Maylor takes reins of state comptroller's office    

CHRISTIAN M. WADE/Staff photo  Andrew Maylor, a Peabody resident and former North Andover town manager, last week took over as the state's comptroller. 

 

BOSTON — Andrew Maylor never imagined leaving local government behind to work on Beacon Hill, until he got a phone call from Gov. Charlie Baker offering him a job.

Maylor, a Peabody resident and veteran of local government who most recently served as North Andover's town manager, last week took over the reins as the state comptroller. The office, which acts as a fiscal watchdog, has vast administrative and audit oversight over every state agency and oversees more than $60 billion in state assets and spending.

"I was in a pretty good spot in North Andover," Maylor said in his first interview since taking over the post. "I really hadn't thought about state service and wasn't seeking other options."

But Maylor, who is credited with helping improve the fiscal stability of the Essex Regional Retirement System several years ago, said he views the comptroller's job as his next challenge.

Maylor says he wants to bring some of the personal, face-to-face aspects of local government to an office that generally operates far from public view.

"I see this an opportunity not necessarily to increase the profile of the agency but communicate more effectively with the people who are served by it," he said.

Maylor, an accountant by trade, replaced Thomas Shack III, a former prosecutor, who stepped down in December after holding the job for four years. Maylor's starting salary is $176,624 a year, with benefits.

Like Baker, Maylor cut his teeth in local government, holding administrative jobs in Winthrop, Chelsea and more recently North Andover.

Maylor also served as town administrator in Swampscott, Baker's hometown, and was a vocal supporter of the Republican's first but unsuccessful run for governor in 2010.

But Maylor also worked closely with Baker following the gas explosions that rocked the Merrimack Valley, killing one and leaving thousands without heat or hot water for months.

In a statement on his appointment last month, Baker said he was confident that Maylor "will bring the level of transparency, integrity and accountability necessary for this job."

To be sure, Maylor hasn’t completely left local government behind.

The North Andover Board of Selectmen voted unanimously last week to keep him on as a part-time consultant to help with the town's negotiations with Columbia Gas, the company held responsible for the Sept. 13 gas system failure. He will be paid $300 per week but the agreement between the selectmen and Maylor stipulates that he will not perform town consulting services on state time.

One of Maylor's first tasks as comptroller will be overseeing the design of a new computer network to manage the state's human resources, payroll and accounting systems.

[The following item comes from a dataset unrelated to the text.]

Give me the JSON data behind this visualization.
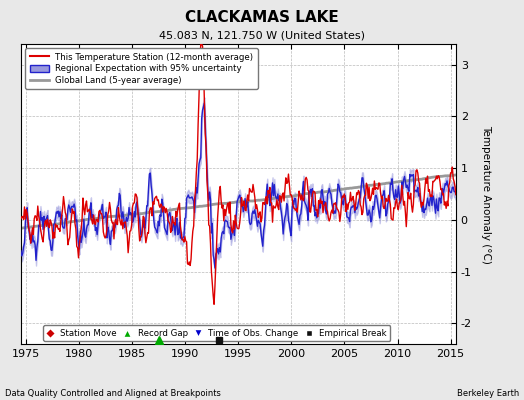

He said the state's current computer-based financial management systems are outdated and need to be replaced.

A recent legislative report highlighted how state and local governments are vulnerable to hackers seeking to access computer systems to steal financial data. It noted many private contractors that do business with the state and its cities and towns are allowed to "self-certify" that they have adequate cybersecurity safeguards, which "has the potential to cause the state’s economy to lose millions of dollars in lost revenue."

"We are keenly focused on making sure that the data we possess is protected from cybercrime and fraud," Maylor said. "This is going to be a priority for the agency."

Still, he could face headwinds on the project, which became a flashpoint between the Baker administration and Shack over who will design and implement the new system.

Last year, Shack publicly feuded with Administration and Finance Secretary Michael Heffernan over what he described as delays by the administration in funding the new project.

Maylor said the new system, which could cost between $120 million and $140 million, will likely take four to eight years to implement.

"This is not something that will happen overnight," he said. "But it's a once-in-a-generation shot to upgrade how the state does business, and by doing so making it more efficient."